Foto: Kinder können’s!

Ihr Baby kann’s!  lautet der Buchtitel eines Schlagers der Erziehungsliteratur. Von Kindergärten und Schulen hört man aber, dass viele Kinder Grundlegendes nicht können – wie Umgang mit Scheren, Balancieren auf einem Ast oder Schnitzen mit dem Sackmesser.

Wer hat recht? Für mich spiegelt sich da eine Haltungsfrage. Ich erlebe, dass ein Fünfjähriger sich selber mit einem Müesli verpflegen kann, wenn er Hunger hat, dass eine Elfjährige selber an der Nähmaschine Taschen und Kissenanzüge näht, dass ein Siebenjähriger sich Karotten schält, und dass eine Achtjährige sich selber auf dem Kochherd Schokolade schmilzt.

Entscheidend ist, dass Kinder Freiräume bekommen, in denen sie selber für ihre Bedürfnisse Verantwortung übernehmen können. Der Fünfjährige kann sein Hungergefühl sehr genau einschätzen und gegebenenfalls verantwortlich handeln.
Wichtig ist ein gewisses Risiko, wo für alle Fälle ein Erwachsenes beigezogen werden könnte, etwa wenn es plötzlich verbrennt riecht oder Blut spritzt. Das Kind entscheidet aber meistens selber, wann es ihm zu gefährlich wird, oder ab wann es Hilfe braucht.

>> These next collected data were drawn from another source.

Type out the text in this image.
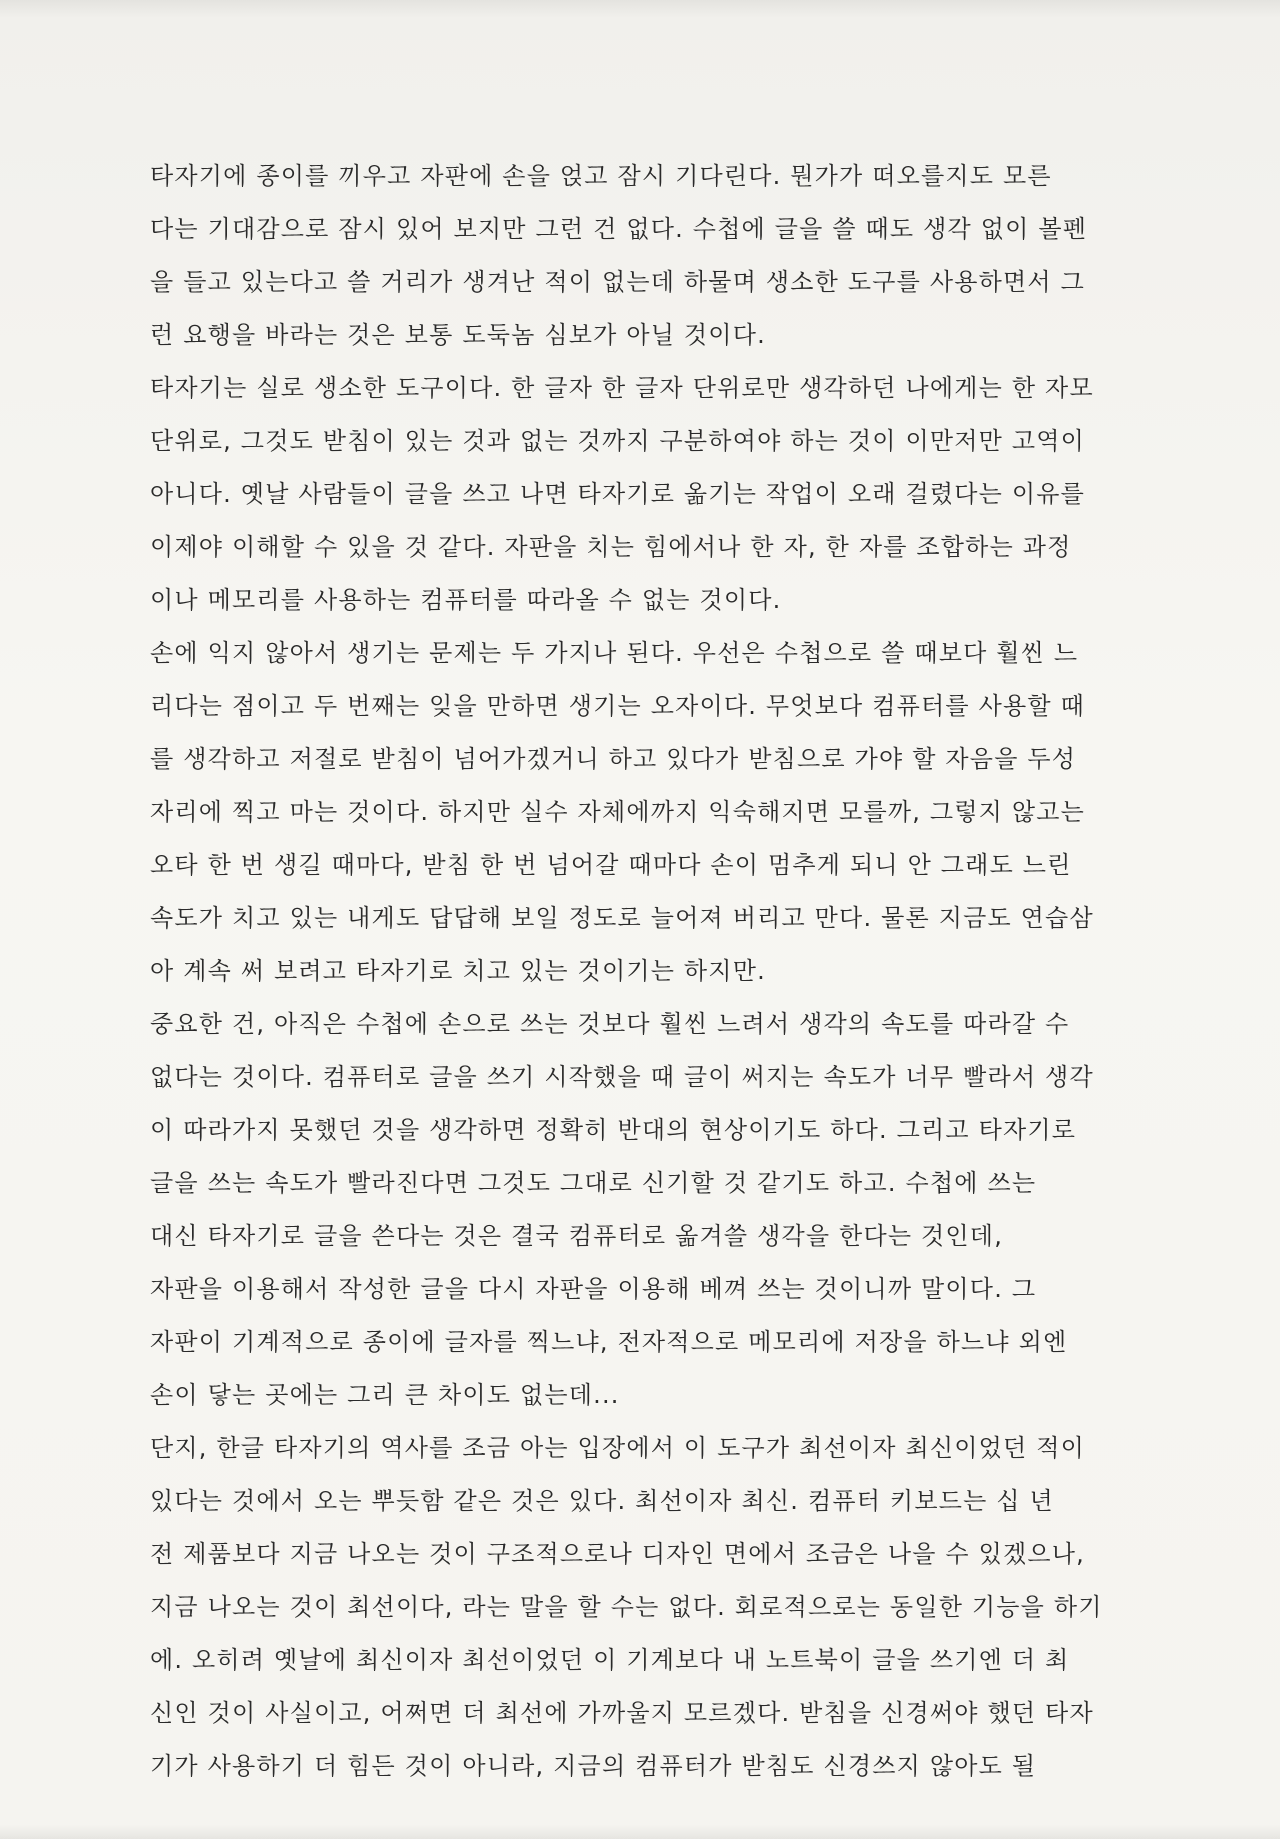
타자기에 종이를 끼우고 자판에 손을 얹고 잠시 기다린다. 뭔가가 떠오를지도 모른
다는 기대감으로 잠시 있어 보지만 그런 건 없다. 수첩에 글을 쓸 때도 생각 없이 볼펜
을 들고 있는다고 쓸 거리가 생겨난 적이 없는데 하물며 생소한 도구를 사용하면서 그
런 요행을 바라는 것은 보통 도둑놈 심보가 아닐 것이다.
타자기는 실로 생소한 도구이다. 한 글자 한 글자 단위로만 생각하던 나에게는 한 자모
단위로, 그것도 받침이 있는 것과 없는 것까지 구분하여야 하는 것이 이만저만 고역이
아니다. 옛날 사람들이 글을 쓰고 나면 타자기로 옮기는 작업이 오래 걸렸다는 이유를
이제야 이해할 수 있을 것 같다. 자판을 치는 힘에서나 한 자, 한 자를 조합하는 과정
이나 메모리를 사용하는 컴퓨터를 따라올 수 없는 것이다.
손에 익지 않아서 생기는 문제는 두 가지나 된다. 우선은 수첩으로 쓸 때보다 훨씬 느
리다는 점이고 두 번째는 잊을 만하면 생기는 오자이다. 무엇보다 컴퓨터를 사용할 때
를 생각하고 저절로 받침이 넘어가겠거니 하고 있다가 받침으로 가야 할 자음을 두성
자리에 찍고 마는 것이다. 하지만 실수 자체에까지 익숙해지면 모를까, 그렇지 않고는
오타 한 번 생길 때마다, 받침 한 번 넘어갈 때마다 손이 멈추게 되니 안 그래도 느린
속도가 치고 있는 내게도 답답해 보일 정도로 늘어져 버리고 만다. 물론 지금도 연습삼
아 계속 써 보려고 타자기로 치고 있는 것이기는 하지만.
중요한 건, 아직은 수첩에 손으로 쓰는 것보다 훨씬 느려서 생각의 속도를 따라갈 수
없다는 것이다. 컴퓨터로 글을 쓰기 시작했을 때 글이 써지는 속도가 너무 빨라서 생각
이 따라가지 못했던 것을 생각하면 정확히 반대의 현상이기도 하다. 그리고 타자기로
글을 쓰는 속도가 빨라진다면 그것도 그대로 신기할 것 같기도 하고. 수첩에 쓰는
대신 타자기로 글을 쓴다는 것은 결국 컴퓨터로 옮겨쓸 생각을 한다는 것인데,
자판을 이용해서 작성한 글을 다시 자판을 이용해 베껴 쓰는 것이니까 말이다. 그
자판이 기계적으로 종이에 글자를 찍느냐, 전자적으로 메모리에 저장을 하느냐 외엔
손이 닿는 곳에는 그리 큰 차이도 없는데...
단지, 한글 타자기의 역사를 조금 아는 입장에서 이 도구가 최선이자 최신이었던 적이
있다는 것에서 오는 뿌듯함 같은 것은 있다. 최선이자 최신. 컴퓨터 키보드는 십 년
전 제품보다 지금 나오는 것이 구조적으로나 디자인 면에서 조금은 나을 수 있겠으나,
지금 나오는 것이 최선이다, 라는 말을 할 수는 없다. 회로적으로는 동일한 기능을 하기
에. 오히려 옛날에 최신이자 최선이었던 이 기계보다 내 노트북이 글을 쓰기엔 더 최
신인 것이 사실이고, 어쩌면 더 최선에 가까울지 모르겠다. 받침을 신경써야 했던 타자
기가 사용하기 더 힘든 것이 아니라, 지금의 컴퓨터가 받침도 신경쓰지 않아도 될
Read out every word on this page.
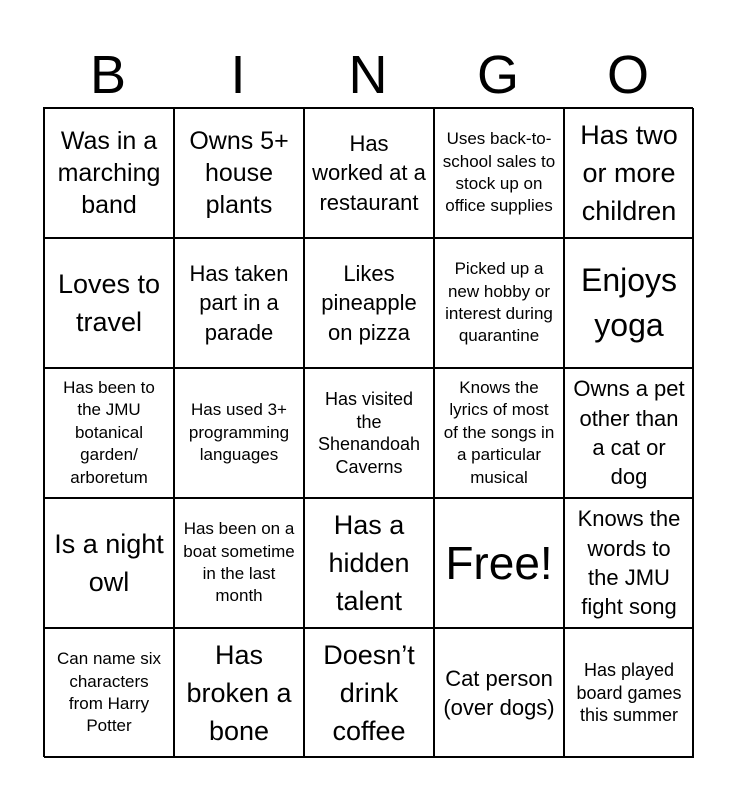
B	I	N	G	O
Was in a marching band
Owns 5+ house plants
Has worked at a restaurant
Uses back-to-school sales to stock up on office supplies
Has two or more children
Loves to travel
Has taken part in a parade
Likes pineapple on pizza
Picked up a new hobby or interest during quarantine
Enjoys yoga
Has been to the JMU botanical garden/ arboretum
Has used 3+ programming languages
Has visited the Shenandoah Caverns
Knows the lyrics of most of the songs in a particular musical
Owns a pet other than a cat or dog
Is a night owl
Has been on a boat sometime in the last month
Has a hidden talent
Free!
Knows the words to the JMU fight song
Can name six characters from Harry Potter
Has broken a bone
Doesn’t drink coffee
Cat person (over dogs)
Has played board games this summer
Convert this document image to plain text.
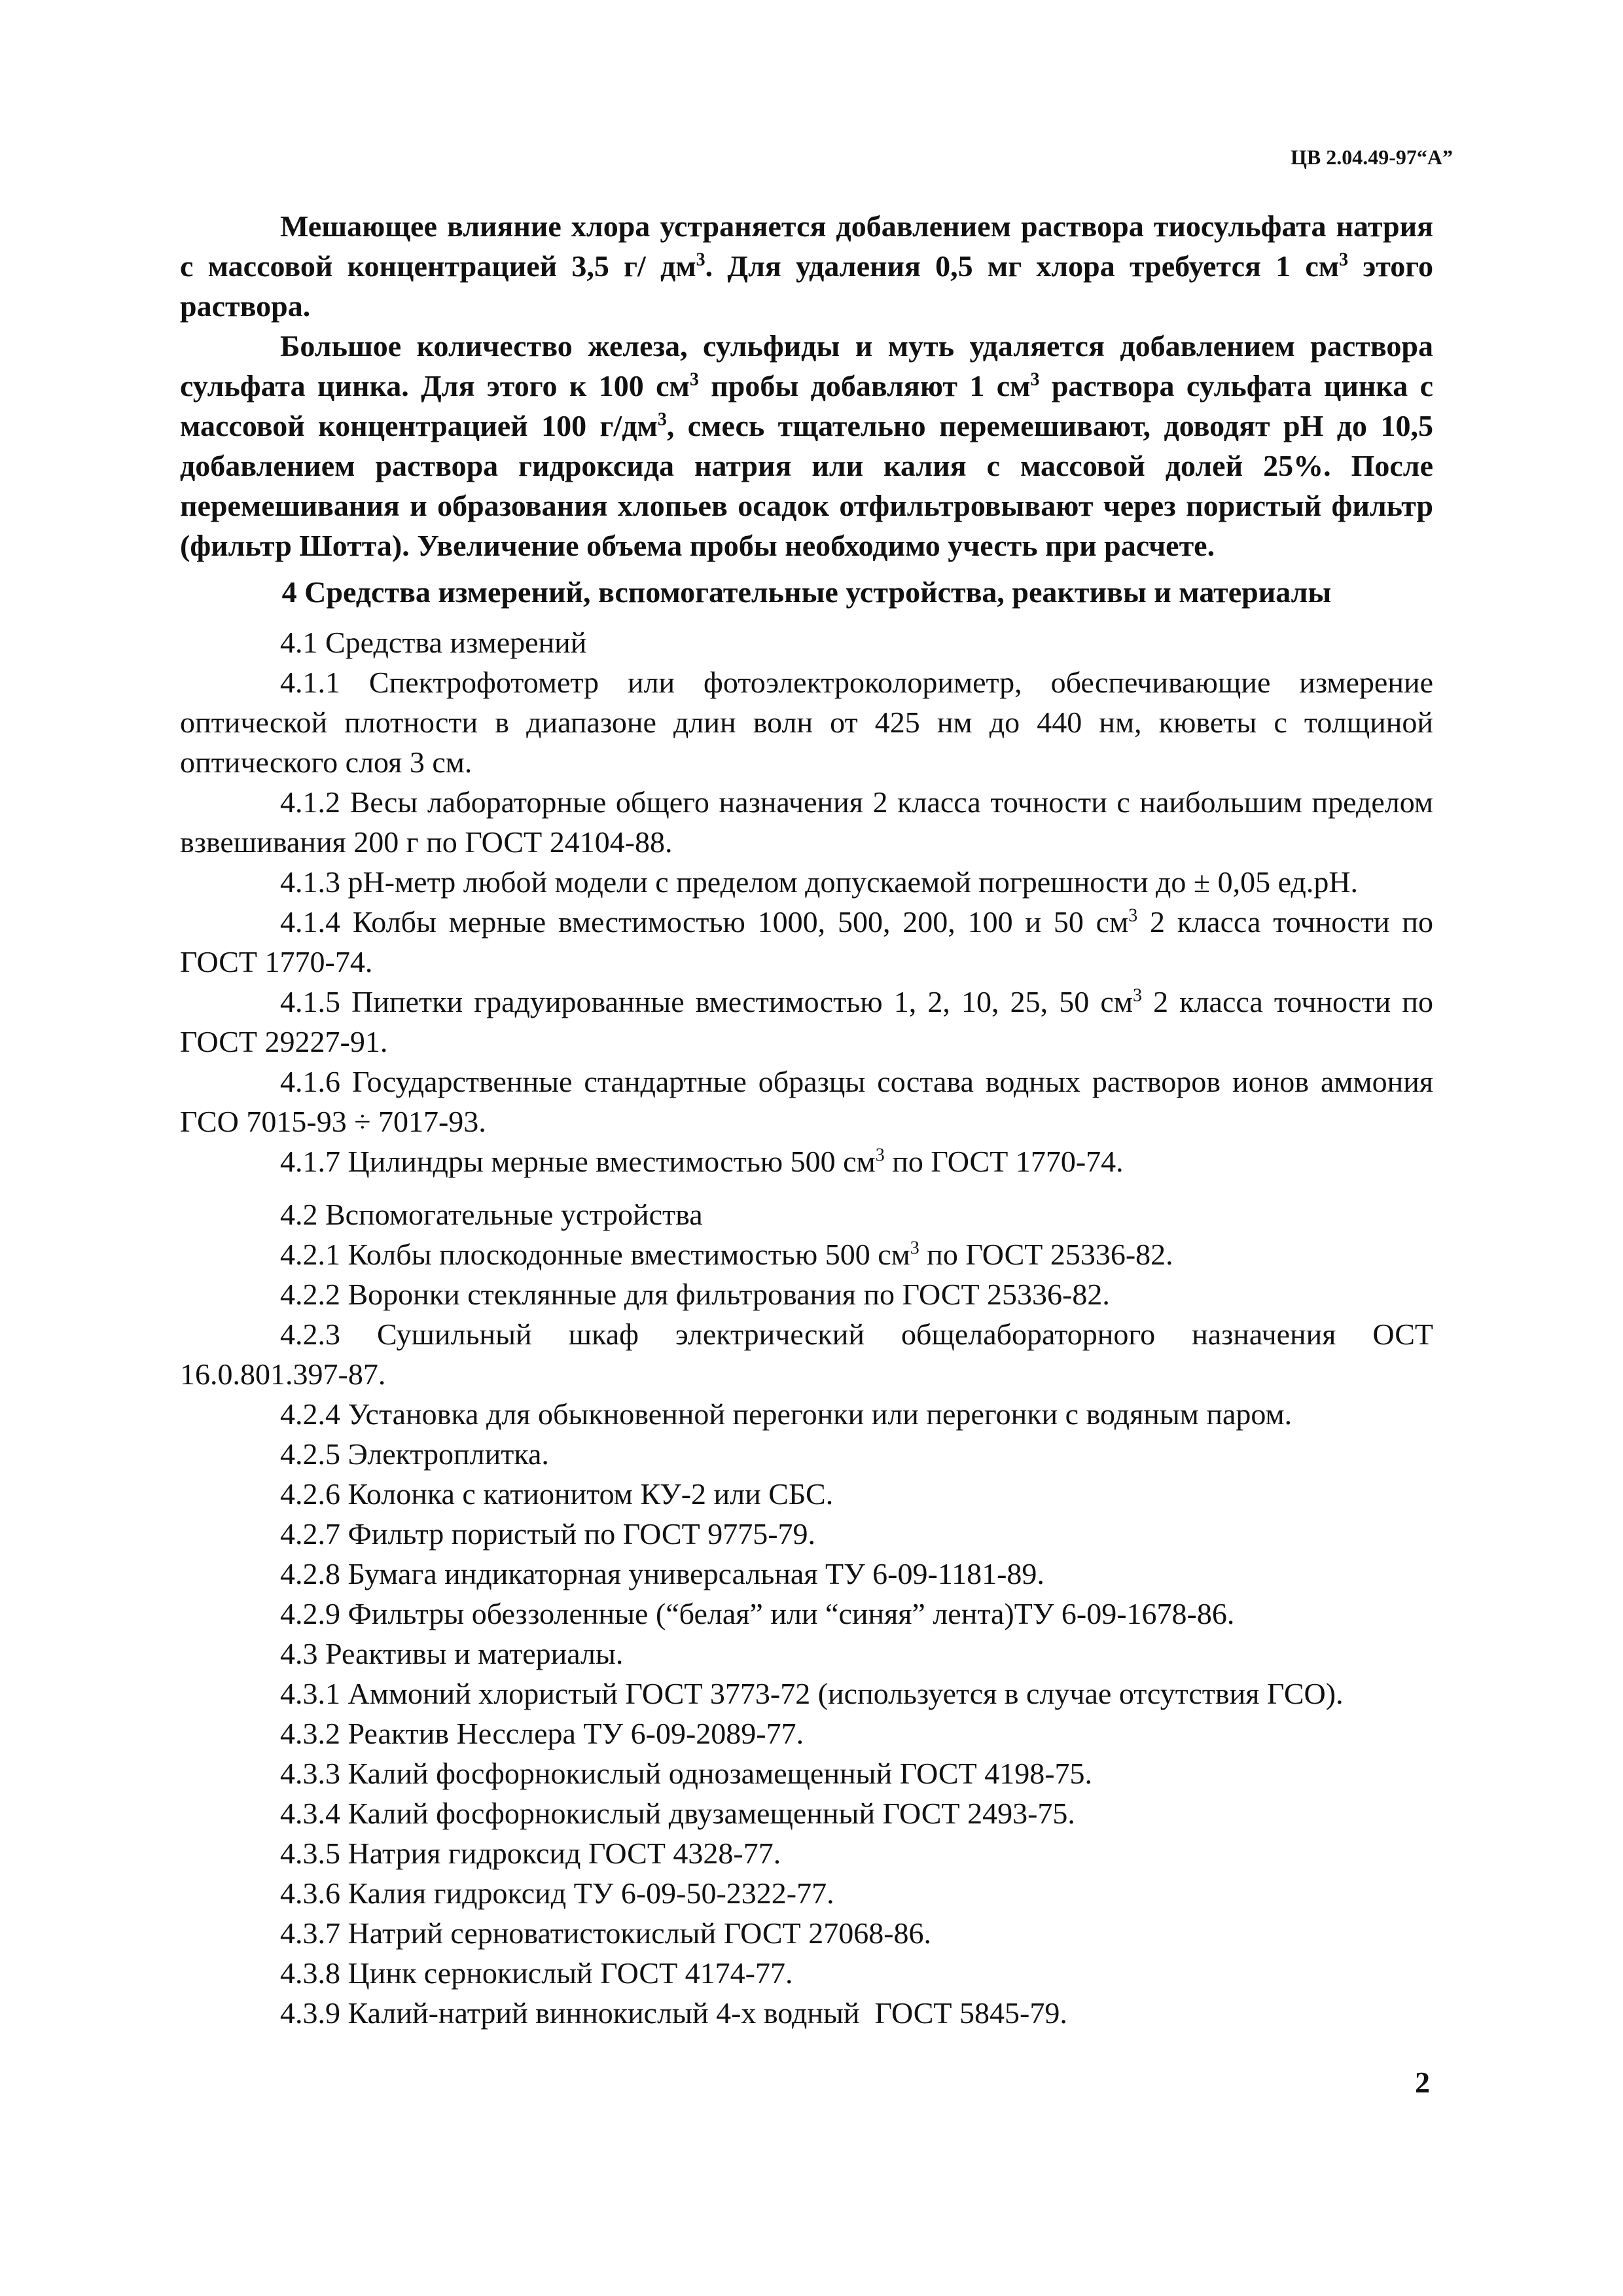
ЦВ 2.04.49-97“А”

Мешающее влияние хлора устраняется добавлением раствора тиосульфата натрия с массовой концентрацией 3,5 г/ $дм^3$. Для удаления 0,5 мг хлора требуется 1 $см^3$ этого раствора.

Большое количество железа, сульфиды и муть удаляется добавлением раствора сульфата цинка. Для этого к 100 $см^3$ пробы добавляют 1 $см^3$ раствора сульфата цинка с массовой концентрацией 100 $г/дм^3$, смесь тщательно перемешивают, доводят рН до 10,5 добавлением раствора гидроксида натрия или калия с массовой долей 25%. После перемешивания и образования хлопьев осадок отфильтровывают через пористый фильтр (фильтр Шотта). Увеличение объема пробы необходимо учесть при расчете.

4 Средства измерений, вспомогательные устройства, реактивы и материалы

4.1 Средства измерений

4.1.1 Спектрофотометр или фотоэлектроколориметр, обеспечивающие измерение оптической плотности в диапазоне длин волн от 425 нм до 440 нм, кюветы с толщиной оптического слоя 3 см.

4.1.2 Весы лабораторные общего назначения 2 класса точности с наибольшим пределом взвешивания 200 г по ГОСТ 24104-88.

4.1.3 рН-метр любой модели с пределом допускаемой погрешности до ± 0,05 ед.рН.

4.1.4 Колбы мерные вместимостью 1000, 500, 200, 100 и 50 $см^3$ 2 класса точности по ГОСТ 1770-74.

4.1.5 Пипетки градуированные вместимостью 1, 2, 10, 25, 50 $см^3$ 2 класса точности по ГОСТ 29227-91.

4.1.6 Государственные стандартные образцы состава водных растворов ионов аммония ГСО 7015-93 ÷ 7017-93.

4.1.7 Цилиндры мерные вместимостью 500 $см^3$ по ГОСТ 1770-74.

4.2 Вспомогательные устройства

4.2.1 Колбы плоскодонные вместимостью 500 $см^3$ по ГОСТ 25336-82.

4.2.2 Воронки стеклянные для фильтрования по ГОСТ 25336-82.

4.2.3 Сушильный шкаф электрический общелабораторного назначения ОСТ 16.0.801.397-87.

4.2.4 Установка для обыкновенной перегонки или перегонки с водяным паром.

4.2.5 Электроплитка.

4.2.6 Колонка с катионитом КУ-2 или СБС.

4.2.7 Фильтр пористый по ГОСТ 9775-79.

4.2.8 Бумага индикаторная универсальная ТУ 6-09-1181-89.

4.2.9 Фильтры обеззоленные (“белая” или “синяя” лента)ТУ 6-09-1678-86.

4.3 Реактивы и материалы.

4.3.1 Аммоний хлористый ГОСТ 3773-72 (используется в случае отсутствия ГСО).

4.3.2 Реактив Несслера ТУ 6-09-2089-77.

4.3.3 Калий фосфорнокислый однозамещенный ГОСТ 4198-75.

4.3.4 Калий фосфорнокислый двузамещенный ГОСТ 2493-75.

4.3.5 Натрия гидроксид ГОСТ 4328-77.

4.3.6 Калия гидроксид ТУ 6-09-50-2322-77.

4.3.7 Натрий серноватистокислый ГОСТ 27068-86.

4.3.8 Цинк сернокислый ГОСТ 4174-77.

4.3.9 Калий-натрий виннокислый 4-х водный  ГОСТ 5845-79.

2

Vieles müssen Kinder nicht beigebracht bekommen, sondern sie schauen es irgendwo ab, oder entdecken es selbst. Aus Fehlern lernen sie spielerisch. Ihnen den Freiraum dafür zu gewähren braucht Mut und einen Vorschuss an Vertrauen.

Diesen Mut dürfen wir im kirchlichen Umgang mit Kindern, aber auch mit Erwachsenen, vermehrt aufbringen.
Was trauen wir Kindern zu? Und Grossen?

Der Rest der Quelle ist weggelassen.